Malgré tous ces incidents, les uns tristes et les autres ridicules, l’orateur député par la ville de Constantinople, et qui ne pouvait être autre que Thémistius, n’en fit pas moins le discours obligé pour célébrer le héros du jour et l’heureuse circonstance. Celte formalité, d’ordinaire fastidieuse, présentait ce jour-là un intérêt plus piquant. Il était singulier de voir un maître et un ami de Julien se réjouir sur sa tombe de l’avènement du successeur qui détruisait toute son œuvre; et probablement les auditeurs étaient curieux de savoir comment Thémistius se tirerait de la difficulté. Mais les ressources oratoires d’un bon rhéteur n’étaient jamais en défaut, et, au soin des plus grandes douleurs, il trouvait, dans la contemplation de sa propre éloquence, d’ineffables consolations. Thémistius, qui, peu de mois auparavant, avait fait l'oraison funèbre du héros mort (morceau que, par prudence sans doute, il ne nous a pas conservé), fit sans sourciller ce jour-là l’éloge de l’ami d’Athanase. Jovien se trouva d’emblée devenu, comme Constance et Julien, le protecteur des lettres et l’espoir de la philosophie. Il eut en outre cette gloire sans égale d’avoir été élu dans les camps, dans la chaleur même de la guerre, entre les piques et les glaives. Il fut  ce plus digne auquel Alexandre mourant avait laissé l’héritage de sa vertu aussi bien que de sa puissance. Tout cela, à la rigueur, pouvait encore se supporter, mais quand l’orateur en vint à féliciter le nouvel empereur d’avoir fait reculer les Perses et conservé l’intégrité de l’empire, Jovien, qui était modeste et se faisait peu d’illusions, dut trouver que l’exagération de la rhétorique allait pourtant trop loin.

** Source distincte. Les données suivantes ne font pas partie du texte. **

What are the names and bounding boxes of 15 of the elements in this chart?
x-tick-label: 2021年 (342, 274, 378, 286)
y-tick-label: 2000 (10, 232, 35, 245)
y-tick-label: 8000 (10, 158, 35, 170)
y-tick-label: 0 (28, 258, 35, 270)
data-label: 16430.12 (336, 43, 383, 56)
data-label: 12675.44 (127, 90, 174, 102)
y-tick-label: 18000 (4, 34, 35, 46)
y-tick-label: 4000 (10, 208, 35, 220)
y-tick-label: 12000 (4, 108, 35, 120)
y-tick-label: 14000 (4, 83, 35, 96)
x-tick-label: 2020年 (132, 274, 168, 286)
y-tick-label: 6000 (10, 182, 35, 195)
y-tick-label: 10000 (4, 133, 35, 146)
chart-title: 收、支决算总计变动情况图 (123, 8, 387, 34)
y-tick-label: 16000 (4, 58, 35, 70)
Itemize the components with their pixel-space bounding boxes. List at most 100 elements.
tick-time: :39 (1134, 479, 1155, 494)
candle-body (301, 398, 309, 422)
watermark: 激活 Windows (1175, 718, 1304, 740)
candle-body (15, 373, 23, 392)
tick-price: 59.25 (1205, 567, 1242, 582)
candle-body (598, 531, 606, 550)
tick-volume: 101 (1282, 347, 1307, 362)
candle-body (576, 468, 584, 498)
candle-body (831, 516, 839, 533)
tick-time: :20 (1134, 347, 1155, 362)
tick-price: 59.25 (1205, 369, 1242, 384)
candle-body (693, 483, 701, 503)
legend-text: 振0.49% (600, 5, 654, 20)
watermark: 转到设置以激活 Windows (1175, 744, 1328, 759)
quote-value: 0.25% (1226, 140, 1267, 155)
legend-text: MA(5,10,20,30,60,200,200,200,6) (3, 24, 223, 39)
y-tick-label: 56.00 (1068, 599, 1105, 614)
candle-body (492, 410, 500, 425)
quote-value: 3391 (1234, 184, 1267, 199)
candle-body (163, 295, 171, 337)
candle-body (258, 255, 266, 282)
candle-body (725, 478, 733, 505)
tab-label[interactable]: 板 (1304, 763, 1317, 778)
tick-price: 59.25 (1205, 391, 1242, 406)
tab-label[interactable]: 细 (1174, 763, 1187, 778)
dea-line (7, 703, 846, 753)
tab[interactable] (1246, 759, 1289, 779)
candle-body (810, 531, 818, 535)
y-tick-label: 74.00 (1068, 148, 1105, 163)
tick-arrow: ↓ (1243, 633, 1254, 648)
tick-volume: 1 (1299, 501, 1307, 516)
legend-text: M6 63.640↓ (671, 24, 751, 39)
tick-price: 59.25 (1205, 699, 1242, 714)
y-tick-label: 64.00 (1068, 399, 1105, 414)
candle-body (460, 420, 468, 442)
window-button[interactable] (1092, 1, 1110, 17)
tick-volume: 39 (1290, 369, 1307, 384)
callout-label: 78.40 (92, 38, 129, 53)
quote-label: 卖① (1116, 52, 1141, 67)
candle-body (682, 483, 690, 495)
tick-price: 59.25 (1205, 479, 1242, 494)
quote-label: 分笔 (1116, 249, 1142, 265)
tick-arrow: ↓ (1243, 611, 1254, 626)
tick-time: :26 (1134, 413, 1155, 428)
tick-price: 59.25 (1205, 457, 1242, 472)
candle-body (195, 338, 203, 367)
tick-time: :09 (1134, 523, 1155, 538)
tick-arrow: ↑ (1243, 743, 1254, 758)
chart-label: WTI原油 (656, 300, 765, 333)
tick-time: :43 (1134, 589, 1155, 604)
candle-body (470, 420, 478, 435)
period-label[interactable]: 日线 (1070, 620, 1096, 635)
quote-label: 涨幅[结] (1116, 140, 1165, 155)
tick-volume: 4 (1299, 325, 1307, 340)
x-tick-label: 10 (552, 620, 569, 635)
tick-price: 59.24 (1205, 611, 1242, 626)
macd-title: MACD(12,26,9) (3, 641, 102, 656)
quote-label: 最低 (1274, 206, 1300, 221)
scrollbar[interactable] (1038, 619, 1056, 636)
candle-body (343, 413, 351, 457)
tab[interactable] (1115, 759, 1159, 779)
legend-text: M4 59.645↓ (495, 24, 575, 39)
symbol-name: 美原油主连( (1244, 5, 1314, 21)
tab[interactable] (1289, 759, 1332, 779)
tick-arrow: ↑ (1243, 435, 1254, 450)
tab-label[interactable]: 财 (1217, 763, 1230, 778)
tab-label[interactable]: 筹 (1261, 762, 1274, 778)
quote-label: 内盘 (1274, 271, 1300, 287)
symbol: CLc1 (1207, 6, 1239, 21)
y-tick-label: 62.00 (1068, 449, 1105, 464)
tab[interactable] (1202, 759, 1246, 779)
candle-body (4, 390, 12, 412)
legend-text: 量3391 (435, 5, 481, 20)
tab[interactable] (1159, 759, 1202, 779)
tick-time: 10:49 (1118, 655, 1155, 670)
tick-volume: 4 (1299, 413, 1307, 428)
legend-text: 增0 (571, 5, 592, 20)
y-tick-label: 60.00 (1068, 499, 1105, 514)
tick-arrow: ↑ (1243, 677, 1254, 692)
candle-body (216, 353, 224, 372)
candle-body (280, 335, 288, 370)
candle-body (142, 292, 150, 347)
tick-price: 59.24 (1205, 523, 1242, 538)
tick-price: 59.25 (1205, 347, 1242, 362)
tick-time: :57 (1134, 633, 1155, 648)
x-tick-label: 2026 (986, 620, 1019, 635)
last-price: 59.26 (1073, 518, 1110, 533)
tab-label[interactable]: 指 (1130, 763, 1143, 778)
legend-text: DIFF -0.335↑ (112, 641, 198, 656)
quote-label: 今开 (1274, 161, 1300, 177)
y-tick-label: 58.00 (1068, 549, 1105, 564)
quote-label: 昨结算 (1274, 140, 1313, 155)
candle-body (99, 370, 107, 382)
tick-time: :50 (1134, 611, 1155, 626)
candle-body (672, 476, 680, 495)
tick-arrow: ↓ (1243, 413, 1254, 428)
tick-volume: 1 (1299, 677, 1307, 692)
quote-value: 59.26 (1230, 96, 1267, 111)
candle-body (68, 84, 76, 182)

Il méritait mieux l’éloge suivant, et Thémistius, en le prononçant, eut sans doute un accent plus vrai de reconnaissance et d’admiration.

«La première marque que vous ayez donnée aux hommes, lui dit-il, du soin que vous voulez prendre d’eux, c’est la loi que vous avez faite sur les choses religieuses, et c’est là que mon discours avait hâte d’arriver. Seul, en effet, vous paraissez avoir compris qu’un souverain ne peut tout imposer à ses sujets, qu’il est des choses qui échappent à toute contrainte et demeurent au-dessus de toute menace et de tout commandement. C’est le cas de toutes les vertus, et principalement de la piété envers la divinité. Vous avez pensé qu’il faut laisser sur ces choses excellentes l’âme de chacun libre, souveraine, et maîtresse de suivre le mouvement qui lui convient. C’est une sage pensée. Car s’il ne vous est pas possible à vous-même, empereur, de pénétrer de bons sentiments à votre égard celui qui n’éprouverait pas de telles dispositions, combien n’est-il pas plus impossible encore de rendre les hommes pieux et amis des Dieux par des décrets humains, qui ne peuvent imposer qu’une courte nécessité et inspirer qu’une faible terreur, que le temps apporte et que le temps détruit? C’est par suite de celle ridicule entreprise que nous sommes devenus des adorateurs, non de Dieu, mais de la pourpre impériale, et, en fait de culte, plus changeants que les flots de l’Euripe. Autrefois Théramène seul, par ses changements, a mérité d’être comparé au cothurne qui peut chausser tous les pieds. Tous aujourd’hui nous sommes dignes du même surnom... En face de tous les autels, de toutes les victimes, de toutes les images et de toutes les tables saintes, on voit passer tour à tour les mêmes visages. Ce n’est pas là, très-pieux empereur, ce que vous avez voulu; mais, demeurant en toute autre chose souverain maître (et puissiez-vous l’être toujours!), en ce qui touche la religion et le culte de la divinité vous voulez, par votre loi, que chacun soit souverain par lui-même. »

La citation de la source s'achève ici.